– Что, чай, заждался меня в карете-то? Посиди здесь, отдохни, а я сейчас. Что на солнце-то жариться? Здесь прохладнее. Я вот земляка нашел; тридцать верст всего от моей родины, так толкуем. – Он кивнул на буфетчика и тотчас рекомендовал ему сына: – Сын мой. Вишь, какого оболтуса вырастил!
– Доброе дело-с. На радость вам возрастает, – ответил буфетчик.
– Бог знает, на радость ли еще! Пока особенной радости не видим, – вздохнул Пров Семеныч и прибавил: – Налей-ка еще рюмочку с бальзамчиком… Петя, выпей бутылочку лимонадцу? Так-то скучно сидеть, а я еще минут с пять здесь пробуду, – обратился он к сыну.
– Нет уж, тятенька, покорнейше благодарим! – отвечал сын. – Бог с ним! Ни радости, ни корысти в этом самом лимонаде.

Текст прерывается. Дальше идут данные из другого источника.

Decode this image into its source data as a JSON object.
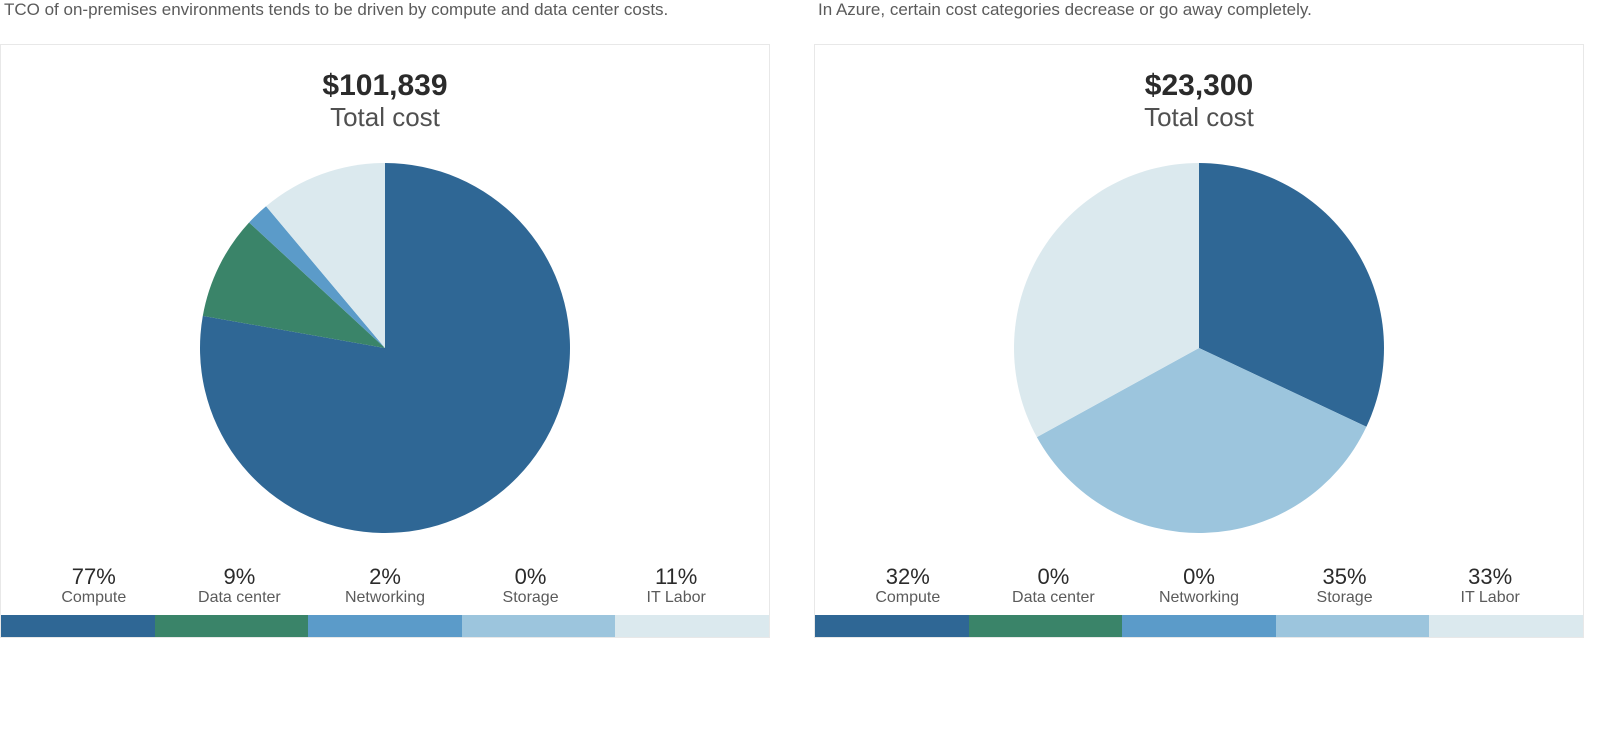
{
  "panels": [
    {
      "header": "TCO of on-premises environments tends to be driven by compute and data center costs.",
      "total_value": "$101,839",
      "total_label": "Total cost",
      "chart": {
        "type": "pie",
        "radius": 185,
        "background_color": "#ffffff",
        "slices": [
          {
            "label": "Compute",
            "percent": 77,
            "color": "#2f6795"
          },
          {
            "label": "Data center",
            "percent": 9,
            "color": "#3a8469"
          },
          {
            "label": "Networking",
            "percent": 2,
            "color": "#5b9bc9"
          },
          {
            "label": "Storage",
            "percent": 0,
            "color": "#9cc5dd"
          },
          {
            "label": "IT Labor",
            "percent": 11,
            "color": "#dbe9ee"
          }
        ],
        "legend_fontsize_pct": 22,
        "legend_fontsize_name": 16,
        "title_fontsize_value": 30,
        "title_fontsize_label": 26
      },
      "legend_colors": [
        "#2f6795",
        "#3a8469",
        "#5b9bc9",
        "#9cc5dd",
        "#dbe9ee"
      ]
    },
    {
      "header": "In Azure, certain cost categories decrease or go away completely.",
      "total_value": "$23,300",
      "total_label": "Total cost",
      "chart": {
        "type": "pie",
        "radius": 185,
        "background_color": "#ffffff",
        "slices": [
          {
            "label": "Compute",
            "percent": 32,
            "color": "#2f6795"
          },
          {
            "label": "Data center",
            "percent": 0,
            "color": "#3a8469"
          },
          {
            "label": "Networking",
            "percent": 0,
            "color": "#5b9bc9"
          },
          {
            "label": "Storage",
            "percent": 35,
            "color": "#9cc5dd"
          },
          {
            "label": "IT Labor",
            "percent": 33,
            "color": "#dbe9ee"
          }
        ],
        "legend_fontsize_pct": 22,
        "legend_fontsize_name": 16,
        "title_fontsize_value": 30,
        "title_fontsize_label": 26
      },
      "legend_colors": [
        "#2f6795",
        "#3a8469",
        "#5b9bc9",
        "#9cc5dd",
        "#dbe9ee"
      ]
    }
  ]
}
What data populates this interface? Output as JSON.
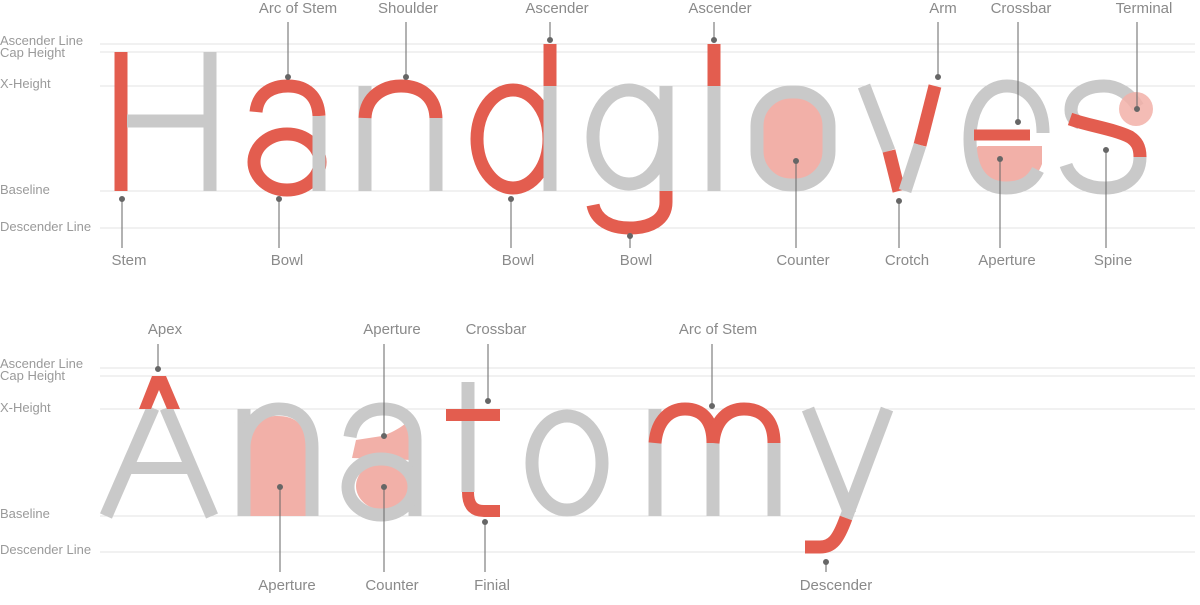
{
  "colors": {
    "glyph": "#c9c9c9",
    "highlight": "#e35d4f",
    "fill": "#f2b0a8",
    "guide": "#e3e3e3",
    "guide_label": "#9a9a9a",
    "leader": "#666666",
    "label": "#8a8a8a"
  },
  "guide_labels": {
    "ascender": "Ascender Line",
    "cap": "Cap Height",
    "xheight": "X-Height",
    "baseline": "Baseline",
    "descender": "Descender Line"
  },
  "word1": {
    "text": "Handgloves",
    "labels": {
      "arc_of_stem": "Arc of Stem",
      "shoulder": "Shoulder",
      "ascender_d": "Ascender",
      "ascender_l": "Ascender",
      "arm": "Arm",
      "crossbar": "Crossbar",
      "terminal": "Terminal",
      "stem": "Stem",
      "bowl_a": "Bowl",
      "bowl_d": "Bowl",
      "bowl_g": "Bowl",
      "counter": "Counter",
      "crotch": "Crotch",
      "aperture": "Aperture",
      "spine": "Spine"
    }
  },
  "word2": {
    "text": "Anatomy",
    "labels": {
      "apex": "Apex",
      "aperture_top": "Aperture",
      "crossbar": "Crossbar",
      "arc_of_stem": "Arc of Stem",
      "aperture_bottom": "Aperture",
      "counter": "Counter",
      "finial": "Finial",
      "descender": "Descender"
    }
  }
}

– Ну, хереску рюмочку? Оно тоже прохлаждает.
Сын почесал в затылке.
– Хереску, пожалуй… Только уж что ж рюмку-то? Велите стаканчик…
– А не захмелеешь?
– Эво! С одного-то стакана!
– Прикажете стаканчик? – спросил буфетчик.
– Нацеживай, нацеживай! Нечего с ним делать! – сказал Пров Семеныч и, видя, как сын залпом выпил стакан, воскликнул: – Эка собака! Как пьет-то! Весь в отца! И где это ты, шельмец, научился?
– Этому ремеслу, тятенька, очень нетрудно научиться. Оно само собой приходит.
Прошло с полчаса времени, а Пров Семеныч еще и не думал уходить из трактира. Разговор с земляком-буфетчиком так и лился, и то и дело требовалось «рюмка с бальзамчиком». Сын раза два напоминал отцу, что «пора ехать», но тот только махал руками и говорил: «Успеем». Язык его начал уже заметно коснеть и с каждой рюмкой заплетался все более и более. Сын потерял уже всякую надежду видеть сегодня невесту, вышел в другую комнату, потребовал «с горя» столовый стакан хересу и залпом опорожнил его, но уже не на тятенькин счет, а на свой собственный.
Прошло еще четверть часа, а Пров Семеныч все еще стоял у буфета.
– А что, есть у вас орган? – спрашивал он у буфетчика. – Чайку любопытно бы теперь выпить.
– Не токмо что орган, а даже и арфянки имеются. И поют, и играют. Потрудитесь только в сад спуститься, – отвечал буфетчик.
– И арфянки есть? Знатно! Веди, коли так, в сад.
Служитель повел Прова Семеныча в сад. Сын следовал сзади. От выпитого вина в голове его также шумело, но он шел твердо и, когда спускались с лестницы, предостерегал отца, говоря:
– Тише, тятенька! Тут ступенька… Осторожнее… Не извольте споткнуться.
В саду было довольно много посетителей. У забора стояла маленькая эстрада. На эстраде сидели четыре арфянки в красных юбках и черных корсажах и пели под аккомпанемент арфы. Пров Семеныч поместился за столиком, как раз против эстрады.
– Садись, Петька, здесь первое место, – сказал он сыну и начал звать служителя, стуча по столу кулаком.
– Тятенька, не безобразьте! На то, вон, колокол повешен, чтоб прислугу звать, – увещевал сын.
– Колокол! Чудесно! Трезвонь с раскатом! Жарь! Оборвешь, так за веревку плачу!
Сын начал звонить. Явился служитель.
– На двоих чаю и рюмку сливок от бешеной коровы! – скомандовал Пров Семеныч.
– Тятенька! Уж коли гулять, так гулять. Требуйте графинчик. А то что ж я за обсевок в поле? – сказал сын.
– А ты нешто пьешь коньяк?
– Потребляем по малости…
– Эка собака! Экой пес! Ну уж, коли так, вали графинчик! – сказал он служителю и шутя сбил с сына шляпу.
– Не безобразьте-с, – проговорил тот, подымая шляпу и обтирая ее рукавом. – Циммерман совсем новый…
– Дурак! Нешто не видишь, с кем гуляешь? Захочу, так пяток тебе новых куплю. Главное дело – только матери про гулянку ни гугу. Понимаешь? Ни полслова! – Пров Семеныч погрозил пальцем.